HenrikBengtsson / Wishlist-for-R

Features and tweaks to R that I and others would love to see - feel free to add yours!
https://github.com/HenrikBengtsson/Wishlist-for-R/issues
GNU Lesser General Public License v3.0
133 stars 4 forks source link

HASNA(x): SEXP flag indicating whether `x` has missing values or not (or unknown) #12

Open HenrikBengtsson opened 8 years ago

HenrikBengtsson commented 8 years ago

Adopted from existing Wiki entry:

Wish / Suggestion

Analogously to NAMED(x), an internal SEXP flag that indicates whether x has missing values or not (or it's unknown) and that can be queried as HASNA(x) with possible values:

This SEXP flag can be set by any function that have scanned x for missing values, e.g. anyNA(x), sum(x) etc.
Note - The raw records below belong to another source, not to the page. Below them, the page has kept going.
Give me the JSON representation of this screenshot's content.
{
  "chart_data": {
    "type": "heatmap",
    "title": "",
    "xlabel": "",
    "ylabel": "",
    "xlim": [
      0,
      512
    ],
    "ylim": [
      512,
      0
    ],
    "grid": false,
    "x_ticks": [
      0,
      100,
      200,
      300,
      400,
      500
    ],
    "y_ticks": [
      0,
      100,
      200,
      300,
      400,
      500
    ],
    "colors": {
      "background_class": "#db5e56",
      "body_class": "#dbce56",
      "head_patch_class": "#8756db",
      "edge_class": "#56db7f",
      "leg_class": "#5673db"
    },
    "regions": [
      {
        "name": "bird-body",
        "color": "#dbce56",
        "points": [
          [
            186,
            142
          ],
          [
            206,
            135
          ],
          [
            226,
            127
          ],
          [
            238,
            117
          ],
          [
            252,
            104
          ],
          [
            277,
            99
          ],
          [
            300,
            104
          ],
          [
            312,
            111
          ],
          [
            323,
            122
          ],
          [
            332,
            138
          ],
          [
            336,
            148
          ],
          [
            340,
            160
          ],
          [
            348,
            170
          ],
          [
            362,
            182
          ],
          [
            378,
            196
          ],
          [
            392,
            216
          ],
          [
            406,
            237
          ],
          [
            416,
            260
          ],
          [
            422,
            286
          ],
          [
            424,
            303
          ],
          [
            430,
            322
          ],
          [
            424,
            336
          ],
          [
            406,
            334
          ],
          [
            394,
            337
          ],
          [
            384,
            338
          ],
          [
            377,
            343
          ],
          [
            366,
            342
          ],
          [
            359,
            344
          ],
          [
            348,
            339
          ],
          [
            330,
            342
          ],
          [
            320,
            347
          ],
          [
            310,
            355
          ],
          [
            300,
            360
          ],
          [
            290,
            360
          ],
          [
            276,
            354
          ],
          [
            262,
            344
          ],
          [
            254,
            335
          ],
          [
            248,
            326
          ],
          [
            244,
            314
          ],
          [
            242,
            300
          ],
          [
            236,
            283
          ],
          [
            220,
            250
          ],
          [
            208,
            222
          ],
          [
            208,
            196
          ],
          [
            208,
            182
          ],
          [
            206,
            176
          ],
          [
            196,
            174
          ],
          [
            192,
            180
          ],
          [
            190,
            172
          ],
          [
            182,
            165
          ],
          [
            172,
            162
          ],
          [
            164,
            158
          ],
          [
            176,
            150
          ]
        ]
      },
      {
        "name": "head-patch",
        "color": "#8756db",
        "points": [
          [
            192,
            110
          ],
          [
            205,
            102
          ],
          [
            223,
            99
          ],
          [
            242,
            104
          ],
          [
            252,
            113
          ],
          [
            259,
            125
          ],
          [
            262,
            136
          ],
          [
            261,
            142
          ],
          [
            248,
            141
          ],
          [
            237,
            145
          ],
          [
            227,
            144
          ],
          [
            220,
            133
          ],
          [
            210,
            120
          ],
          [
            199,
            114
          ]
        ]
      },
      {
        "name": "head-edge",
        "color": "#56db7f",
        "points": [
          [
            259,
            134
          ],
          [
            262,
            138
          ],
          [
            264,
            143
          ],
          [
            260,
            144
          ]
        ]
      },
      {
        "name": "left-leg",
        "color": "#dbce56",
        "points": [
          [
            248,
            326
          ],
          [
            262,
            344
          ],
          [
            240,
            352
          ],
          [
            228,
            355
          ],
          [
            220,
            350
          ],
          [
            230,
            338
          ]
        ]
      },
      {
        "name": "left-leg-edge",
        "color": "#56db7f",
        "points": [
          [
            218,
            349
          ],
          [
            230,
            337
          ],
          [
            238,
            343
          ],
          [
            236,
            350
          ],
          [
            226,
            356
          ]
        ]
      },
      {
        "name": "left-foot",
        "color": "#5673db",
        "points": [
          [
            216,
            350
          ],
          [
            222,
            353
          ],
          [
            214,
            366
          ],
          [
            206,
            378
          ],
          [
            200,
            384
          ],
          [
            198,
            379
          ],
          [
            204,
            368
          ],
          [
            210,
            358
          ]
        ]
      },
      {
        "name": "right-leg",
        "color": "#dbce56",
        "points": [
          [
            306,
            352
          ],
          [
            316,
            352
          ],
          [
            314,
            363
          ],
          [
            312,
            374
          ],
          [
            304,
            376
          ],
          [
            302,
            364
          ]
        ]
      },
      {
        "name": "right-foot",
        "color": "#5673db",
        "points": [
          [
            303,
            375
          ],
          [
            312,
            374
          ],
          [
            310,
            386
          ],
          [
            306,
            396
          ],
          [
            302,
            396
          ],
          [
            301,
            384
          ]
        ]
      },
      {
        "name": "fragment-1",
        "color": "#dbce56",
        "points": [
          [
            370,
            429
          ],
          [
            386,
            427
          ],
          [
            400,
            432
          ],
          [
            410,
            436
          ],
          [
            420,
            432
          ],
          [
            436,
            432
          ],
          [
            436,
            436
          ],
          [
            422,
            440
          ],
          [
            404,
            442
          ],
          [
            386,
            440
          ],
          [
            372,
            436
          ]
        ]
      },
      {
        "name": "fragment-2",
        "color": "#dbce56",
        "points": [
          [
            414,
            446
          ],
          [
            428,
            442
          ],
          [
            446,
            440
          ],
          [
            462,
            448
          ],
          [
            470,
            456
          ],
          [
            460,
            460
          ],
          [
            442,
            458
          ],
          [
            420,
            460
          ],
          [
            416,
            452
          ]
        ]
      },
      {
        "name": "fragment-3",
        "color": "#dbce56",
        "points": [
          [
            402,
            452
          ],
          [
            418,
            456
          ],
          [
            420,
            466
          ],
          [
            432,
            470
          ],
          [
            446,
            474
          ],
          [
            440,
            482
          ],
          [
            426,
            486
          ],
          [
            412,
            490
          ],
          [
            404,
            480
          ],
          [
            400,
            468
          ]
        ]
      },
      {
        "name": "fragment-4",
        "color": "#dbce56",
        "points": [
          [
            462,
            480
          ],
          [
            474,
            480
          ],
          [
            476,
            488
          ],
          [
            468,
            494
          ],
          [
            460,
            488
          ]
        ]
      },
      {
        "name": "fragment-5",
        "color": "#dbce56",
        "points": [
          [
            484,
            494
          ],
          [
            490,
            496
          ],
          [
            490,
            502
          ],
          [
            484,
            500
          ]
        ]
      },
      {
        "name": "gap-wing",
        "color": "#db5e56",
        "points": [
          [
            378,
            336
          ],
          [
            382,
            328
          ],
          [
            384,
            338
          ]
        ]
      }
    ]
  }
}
This would allow functions to skip expensive testing for missing values whenever HASNA(x) == 0, because for real x the internal ISNAN(x) and ISNA(x) are quite expensive and slows down the processing significantly. For instance, with HASNA(x) == 0 a call to sum(x, na.rm=TRUE) can fall back to sum(x, na.rm=FALSE). Currently, it is up to the user/developer to keep track and use na.rm=FALSE.

Similarly, functions such as anyNA(x) can return (TRUE or FALSE) instantaneously - O(1) - if HASNA(x) != 2. Also, sum(x, na.rm=FALSE) and many similar functions can directly return a missing value if HASNA(x) == 1.

Status

ML wrote (2015-11-14):

Luke [Tierney] is changing the SEXP header for reference counting. Thanks to the need for alignment, we will get some extra bits. We have already decided to use one of those for this purpose. Another bit will track whether a vector is sorted.

  • HB: That's good news. Will there be two bits for sorted to specifying increasing versus decreasing ordering?
  • GB: This would be an extremely cheap check (binary search for an element different than the first in the worst case, assuming NAs-at-end or NAs-at-beginning). Not sure it's worth a valuable header bit.
  • HB: What about character vector; will they ever be flagged as sorted? For instance, how will you know in what locale such a vector was sorted, e.g. you first sorted/collated it lexicographically using the C locale but then work in the en_US.UTF-8 locale.
  • ML: Good point. Will need to invalidate the flag after a locale change.
HenrikBengtsson commented 8 years ago

@lawremi, do you have any updates on this from Luke?

lawremi commented 8 years ago

Luke has not yet made any changes to the SEXP header. Will let you know if there are any updates. I'm very excited about the potential.